Ketua DPR RI Bambang Soesatyo mendukung perkembangan industri pertahanan dalam negeri, karena dapat memunculkan nilai tambah bagi bangsa Indonesia, seperti penyerapan tenaga kerja dan perputaran ekonomi nasional.
“Jika BUMN tidak bisa, akan lebih baik ajak para pelaku industri pertahanan swasta agar bisa dikerjakan di dalam negeri,” kata Bamsoet, panggilan akrabnya, saat membuka acara Rapat Umum Anggota Luar Biasa Perhimpunan Industri Pertahanan Swasta Nasional (Pinhantanas) di Jakarta, Rabu (21/2/2018).
Ia mengungkapkan, selama ini DPR selalu memberikan anggaran yang senantiasa bertambah setiap tahunnya untuk pertahanan dan keamanan yang dibahas di Komisi III untuk TNI dan Polri. “Kebutuhan ini, kita inginnya pihak swasta juga bisa memenuhi kebutuhan pertahanan dalam negeri,” lanjutnya.
Saat ditanya mengenai apakah ada revisi UU Pertahanan dalam hal penambahan porsi untuk BUMS untuk pengelolaan ini, Bambang mengatakan belum ada pengajuan sampai saat ini.
“Kalau pun ada, silakan saja. Karena UU itukan sumbernya ada dua, inisiatif DPR dan dari pemerintah. Kalau instansi masyarakat berarti masuknya ke DPR, silahkan saja bikin kajian akademisnya, baru nanti kita bahas di DPR dan kita mengundang para praktisi dan para ahli,”jelasnya.
Politisi F-Golkar ini mengkritik perlakuan khusus yang diberikan kepada BUMN dalam pembuatan alutsista. Namun kenyataannya, sebagian besar tidak dibuat di dalam negeri. “Saya dapat informasi, hampir 80 persen peralatan pertahanan impor namun sampai ke Indonesia hanya ganti merek. Kita tidak boleh membohongi diri sendiri,” ujarnya.
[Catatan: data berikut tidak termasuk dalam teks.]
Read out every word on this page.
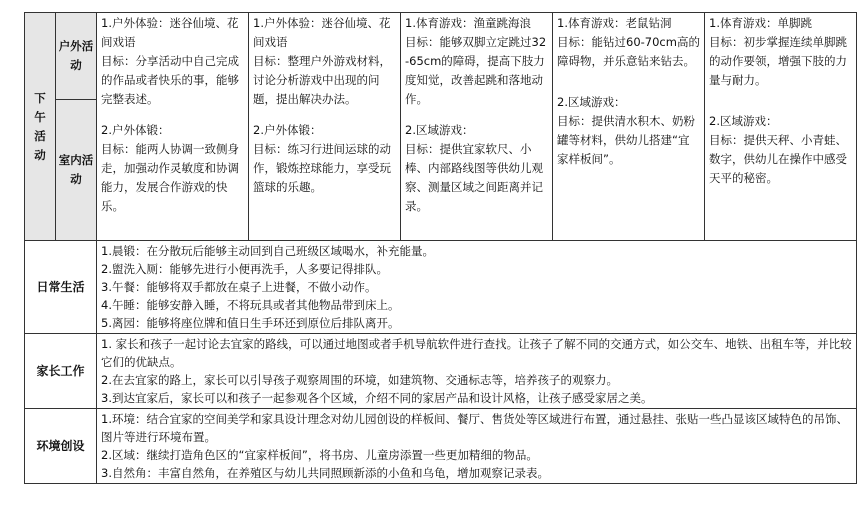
下
午
活
动	户外活动	1.户外体验：迷谷仙境、花间戏语
目标：分享活动中自己完成的作品或者快乐的事，能够完整表述。
2.户外体锻：
目标：能两人协调一致侧身走，加强动作灵敏度和协调能力，发展合作游戏的快乐。	1.户外体验：迷谷仙境、花间戏语
目标：整理户外游戏材料，讨论分析游戏中出现的问题，提出解决办法。
2.户外体锻：
目标：练习行进间运球的动作，锻炼控球能力，享受玩篮球的乐趣。	1.体育游戏：渔童跳海浪
目标：能够双脚立定跳过32-65cm的障碍，提高下肢力度知觉，改善起跳和落地动作。
2.区域游戏：
目标：提供宜家软尺、小棒、内部路线图等供幼儿观察、测量区域之间距离并记录。	1.体育游戏：老鼠钻洞
目标：能钻过60-70cm高的障碍物，并乐意钻来钻去。
2.区域游戏：
目标：提供清水积木、奶粉罐等材料，供幼儿搭建“宜家样板间”。	1.体育游戏：单脚跳
目标：初步掌握连续单脚跳的动作要领，增强下肢的力量与耐力。
2.区域游戏：
目标：提供天秤、小青蛙、数字，供幼儿在操作中感受天平的秘密。

	室内活动					
日常生活		1.晨锻：在分散玩后能够主动回到自己班级区域喝水，补充能量。
2.盥洗入厕：能够先进行小便再洗手，人多要记得排队。
3.午餐：能够将双手都放在桌子上进餐，不做小动作。
4.午睡：能够安静入睡，不将玩具或者其他物品带到床上。
5.离园：能够将座位牌和值日生手环还到原位后排队离开。				

家长工作		1. 家长和孩子一起讨论去宜家的路线，可以通过地图或者手机导航软件进行查找。让孩子了解不同的交通方式，如公交车、地铁、出租车等，并比较它们的优缺点。
2.在去宜家的路上，家长可以引导孩子观察周围的环境，如建筑物、交通标志等，培养孩子的观察力。
3.到达宜家后，家长可以和孩子一起参观各个区域，介绍不同的家居产品和设计风格，让孩子感受家居之美。				

环境创设		1.环境：结合宜家的空间美学和家具设计理念对幼儿园创设的样板间、餐厅、售货处等区域进行布置，通过悬挂、张贴一些凸显该区域特色的吊饰、图片等进行环境布置。
2.区域：继续打造角色区的“宜家样板间”，将书房、儿童房添置一些更加精细的物品。
3.自然角：丰富自然角，在养殖区与幼儿共同照顾新添的小鱼和乌龟，增加观察记录表。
Bambang melanjutkan, saat ini kekuatan militer Indonesia masuk dalam 14 besar di dunia dan diyakini bisa masuk 10 besar, namun harus ditopang dengan dana yang besar.
“Anggaran pertahanan Indonesia tiap tahun terus meningkat, di APBN 2018 alokasinya senilai Rp 107 triliun, dan Rp 15 triliun dialokasikan untuk membeli alutsista,” katanya.
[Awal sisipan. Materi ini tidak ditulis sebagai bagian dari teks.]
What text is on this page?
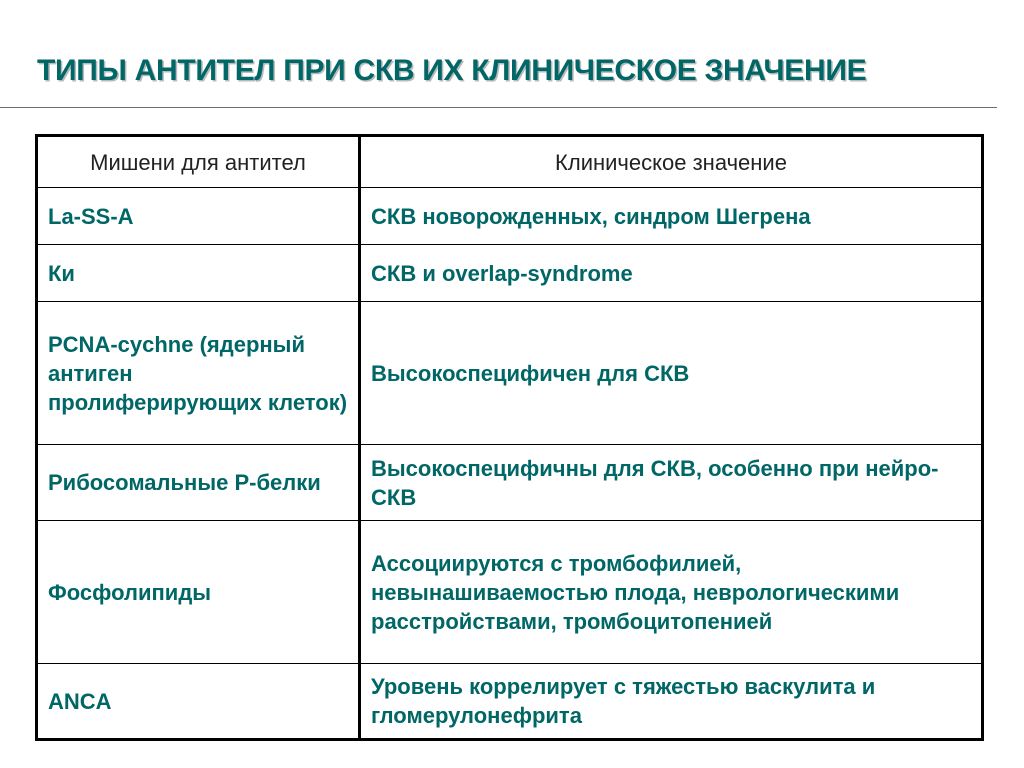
ТИПЫ АНТИТЕЛ ПРИ СКВ ИХ КЛИНИЧЕСКОЕ ЗНАЧЕНИЕ
Мишени для антител	Клиническое значение
La-SS-A	СКВ новорожденных, синдром Шегрена
Ки	СКВ и overlap-syndrome
PCNA-cychne (ядерный антиген пролиферирующих клеток)	Высокоспецифичен для СКВ
Рибосомальные Р-белки	Высокоспецифичны для СКВ, особенно при нейро-СКВ
Фосфолипиды	Ассоциируются с тромбофилией, невынашиваемостью плода, неврологическими расстройствами, тромбоцитопенией
ANCA	Уровень коррелирует с тяжестью васкулита и гломерулонефрита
Ia mengingatkan, kalau Indonesia terus bergantung pada alat pertahanan dari luar negeri maka kekuatan pertahanan bisa terukur, karena data-data pembelian alutsista terekam pihak asing. Oleh karena itu, Bamsoet mengingatkan agar industri pertahanan swasta nasional bisa diberikan ruang lebih luas, karena banyak yang sudah mampu memproduksinya secara mandiri.
“Saya salut setelah melihat pameran Pinhantanas. Ternyata kita mampu membuat alat pertahanan sendiri seperti kapal tempur bawah laut, industri bom, dan mobil jihandak. Padahal setahu saya pengadaannya untuk Polri diimpor dari luar negeri,” katanya.